Stragglers still emerged from the hotel. She went into the hotel lobby, and even before she could ask David what his mother’s name was, a woman screamed “David!” and swept the boy up in her arms, weeping with joy at holding her lost son. She turned to Teresa and clasped her shoulder.

“Thank you for finding him,” the woman said. “I don’t know what happened. One second he was there, and the next he was gone.”

“You’re welcome. Now you need to get out of here.”
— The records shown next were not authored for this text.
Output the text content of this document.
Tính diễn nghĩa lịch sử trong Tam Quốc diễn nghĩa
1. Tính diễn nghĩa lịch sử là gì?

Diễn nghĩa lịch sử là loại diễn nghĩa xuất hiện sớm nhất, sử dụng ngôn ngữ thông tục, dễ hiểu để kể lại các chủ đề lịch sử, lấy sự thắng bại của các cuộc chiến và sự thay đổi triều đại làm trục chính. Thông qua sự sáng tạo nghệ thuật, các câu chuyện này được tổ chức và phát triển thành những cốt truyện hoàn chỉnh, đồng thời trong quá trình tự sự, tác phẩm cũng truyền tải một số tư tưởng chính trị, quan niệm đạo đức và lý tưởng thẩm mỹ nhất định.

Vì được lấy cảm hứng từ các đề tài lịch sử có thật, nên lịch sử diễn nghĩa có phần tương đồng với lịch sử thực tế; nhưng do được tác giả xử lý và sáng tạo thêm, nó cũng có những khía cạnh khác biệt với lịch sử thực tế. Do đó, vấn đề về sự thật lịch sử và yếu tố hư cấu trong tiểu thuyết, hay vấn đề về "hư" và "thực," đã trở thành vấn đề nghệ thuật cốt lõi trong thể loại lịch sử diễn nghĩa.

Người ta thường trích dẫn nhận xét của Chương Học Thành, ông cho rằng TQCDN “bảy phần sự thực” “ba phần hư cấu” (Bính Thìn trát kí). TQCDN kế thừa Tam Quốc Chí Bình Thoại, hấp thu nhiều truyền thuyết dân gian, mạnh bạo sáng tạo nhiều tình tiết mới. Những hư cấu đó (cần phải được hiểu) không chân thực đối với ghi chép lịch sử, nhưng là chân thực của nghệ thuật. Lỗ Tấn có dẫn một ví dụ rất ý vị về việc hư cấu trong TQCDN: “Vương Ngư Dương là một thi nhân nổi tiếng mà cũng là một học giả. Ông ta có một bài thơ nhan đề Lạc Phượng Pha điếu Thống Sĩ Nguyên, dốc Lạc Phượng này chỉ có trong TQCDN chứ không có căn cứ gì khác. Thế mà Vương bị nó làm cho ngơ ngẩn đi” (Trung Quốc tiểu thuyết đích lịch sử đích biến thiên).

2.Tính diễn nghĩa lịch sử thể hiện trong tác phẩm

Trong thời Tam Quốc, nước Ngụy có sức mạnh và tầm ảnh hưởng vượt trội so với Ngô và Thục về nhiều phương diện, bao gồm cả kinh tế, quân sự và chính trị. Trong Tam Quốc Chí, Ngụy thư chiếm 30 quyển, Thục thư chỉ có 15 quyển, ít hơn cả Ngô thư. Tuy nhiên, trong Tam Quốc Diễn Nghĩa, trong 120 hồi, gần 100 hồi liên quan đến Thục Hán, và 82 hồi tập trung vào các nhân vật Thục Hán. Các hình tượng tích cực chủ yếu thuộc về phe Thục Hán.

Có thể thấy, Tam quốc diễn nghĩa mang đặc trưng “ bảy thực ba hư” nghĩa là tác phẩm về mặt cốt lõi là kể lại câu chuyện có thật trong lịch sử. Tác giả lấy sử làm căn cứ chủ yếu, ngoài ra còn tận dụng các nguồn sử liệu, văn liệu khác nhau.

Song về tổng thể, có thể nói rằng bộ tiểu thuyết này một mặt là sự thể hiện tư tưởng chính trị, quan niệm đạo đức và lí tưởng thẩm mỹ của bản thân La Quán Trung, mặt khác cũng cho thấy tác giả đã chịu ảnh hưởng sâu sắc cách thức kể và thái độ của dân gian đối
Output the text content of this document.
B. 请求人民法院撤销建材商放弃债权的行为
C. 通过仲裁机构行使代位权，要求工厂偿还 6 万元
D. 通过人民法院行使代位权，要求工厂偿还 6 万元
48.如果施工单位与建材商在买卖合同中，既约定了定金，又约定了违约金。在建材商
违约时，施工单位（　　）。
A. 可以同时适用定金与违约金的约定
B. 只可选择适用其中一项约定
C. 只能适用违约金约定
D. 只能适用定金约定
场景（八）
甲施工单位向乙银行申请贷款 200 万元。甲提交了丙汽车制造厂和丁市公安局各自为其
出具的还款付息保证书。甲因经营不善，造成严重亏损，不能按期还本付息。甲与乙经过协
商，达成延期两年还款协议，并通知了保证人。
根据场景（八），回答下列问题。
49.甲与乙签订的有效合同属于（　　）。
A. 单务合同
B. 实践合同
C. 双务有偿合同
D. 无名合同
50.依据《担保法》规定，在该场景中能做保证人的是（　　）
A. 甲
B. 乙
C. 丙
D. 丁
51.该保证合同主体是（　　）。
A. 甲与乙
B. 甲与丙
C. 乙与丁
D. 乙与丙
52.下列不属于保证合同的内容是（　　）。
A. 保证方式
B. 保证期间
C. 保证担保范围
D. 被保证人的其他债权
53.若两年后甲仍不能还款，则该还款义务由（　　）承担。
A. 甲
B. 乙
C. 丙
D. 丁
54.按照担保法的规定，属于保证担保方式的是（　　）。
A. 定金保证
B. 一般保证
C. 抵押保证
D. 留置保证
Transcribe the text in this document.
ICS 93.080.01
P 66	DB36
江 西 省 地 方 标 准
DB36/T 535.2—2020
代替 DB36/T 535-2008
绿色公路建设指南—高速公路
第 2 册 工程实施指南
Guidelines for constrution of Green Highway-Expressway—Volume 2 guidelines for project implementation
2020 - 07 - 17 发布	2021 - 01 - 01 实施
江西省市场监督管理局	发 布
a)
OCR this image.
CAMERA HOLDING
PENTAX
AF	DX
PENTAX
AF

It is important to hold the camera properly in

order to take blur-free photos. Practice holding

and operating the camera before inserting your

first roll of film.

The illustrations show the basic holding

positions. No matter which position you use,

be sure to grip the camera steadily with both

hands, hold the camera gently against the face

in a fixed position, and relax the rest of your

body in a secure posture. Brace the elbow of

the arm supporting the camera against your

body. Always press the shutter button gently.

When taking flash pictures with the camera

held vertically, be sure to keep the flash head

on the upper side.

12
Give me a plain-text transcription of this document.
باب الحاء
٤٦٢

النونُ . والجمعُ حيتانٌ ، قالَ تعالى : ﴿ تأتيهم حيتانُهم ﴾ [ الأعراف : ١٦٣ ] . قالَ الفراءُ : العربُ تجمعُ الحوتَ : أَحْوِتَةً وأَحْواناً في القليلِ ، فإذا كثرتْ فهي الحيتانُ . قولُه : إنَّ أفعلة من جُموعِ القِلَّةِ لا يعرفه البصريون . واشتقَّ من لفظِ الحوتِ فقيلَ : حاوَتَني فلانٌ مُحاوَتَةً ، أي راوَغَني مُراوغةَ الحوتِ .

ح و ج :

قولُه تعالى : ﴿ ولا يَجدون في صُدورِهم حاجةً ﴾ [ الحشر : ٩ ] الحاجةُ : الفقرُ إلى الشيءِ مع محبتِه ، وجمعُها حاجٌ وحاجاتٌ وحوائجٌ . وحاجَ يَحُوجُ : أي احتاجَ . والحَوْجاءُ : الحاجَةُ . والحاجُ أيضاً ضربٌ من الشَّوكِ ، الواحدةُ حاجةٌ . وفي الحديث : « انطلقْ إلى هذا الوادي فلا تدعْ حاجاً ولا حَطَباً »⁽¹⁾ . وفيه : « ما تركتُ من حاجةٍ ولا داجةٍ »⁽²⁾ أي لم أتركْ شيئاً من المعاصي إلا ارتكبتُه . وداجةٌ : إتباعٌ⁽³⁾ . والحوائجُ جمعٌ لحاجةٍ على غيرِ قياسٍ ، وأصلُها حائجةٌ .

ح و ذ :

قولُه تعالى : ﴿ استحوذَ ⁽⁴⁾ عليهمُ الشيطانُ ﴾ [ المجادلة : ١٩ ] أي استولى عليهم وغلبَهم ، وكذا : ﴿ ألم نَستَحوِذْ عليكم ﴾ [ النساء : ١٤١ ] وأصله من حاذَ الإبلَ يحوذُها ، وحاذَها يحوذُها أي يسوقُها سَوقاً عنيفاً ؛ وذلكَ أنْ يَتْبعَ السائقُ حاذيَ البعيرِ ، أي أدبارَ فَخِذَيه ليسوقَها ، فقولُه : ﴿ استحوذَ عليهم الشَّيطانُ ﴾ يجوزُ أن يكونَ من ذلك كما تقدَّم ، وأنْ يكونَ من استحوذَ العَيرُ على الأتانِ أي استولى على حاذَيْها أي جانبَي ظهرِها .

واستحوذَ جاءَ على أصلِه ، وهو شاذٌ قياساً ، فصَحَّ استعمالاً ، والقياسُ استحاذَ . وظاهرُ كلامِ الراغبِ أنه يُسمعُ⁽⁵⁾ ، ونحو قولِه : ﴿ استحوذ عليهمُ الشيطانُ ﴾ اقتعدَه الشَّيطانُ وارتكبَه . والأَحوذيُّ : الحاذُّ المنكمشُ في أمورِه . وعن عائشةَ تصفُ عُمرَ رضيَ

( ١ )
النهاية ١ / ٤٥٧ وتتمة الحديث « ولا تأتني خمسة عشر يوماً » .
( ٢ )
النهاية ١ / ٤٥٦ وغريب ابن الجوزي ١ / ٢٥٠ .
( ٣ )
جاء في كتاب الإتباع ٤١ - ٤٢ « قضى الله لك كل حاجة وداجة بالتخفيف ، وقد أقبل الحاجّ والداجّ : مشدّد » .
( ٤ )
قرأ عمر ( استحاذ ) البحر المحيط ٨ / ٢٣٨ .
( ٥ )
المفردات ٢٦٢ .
“But my husband—he went out to find David! I don’t know where he is!”

“I’m sorry. But—”

“How will I find him?”

Teresa saw the woman’s desperation and realized that her own search for her daughter was futile. There was no way she would find Mia or Lani running around on the streets. She needed to go where they might go.

“How will I find my husband?” the anguished woman repeated.

“I’m sorry,” Teresa said. “I don’t know.”

She took one last look at the little boy and mother she had reunited. Then she sprinted out the front of the lobby and ran toward the Grand Hawaiian.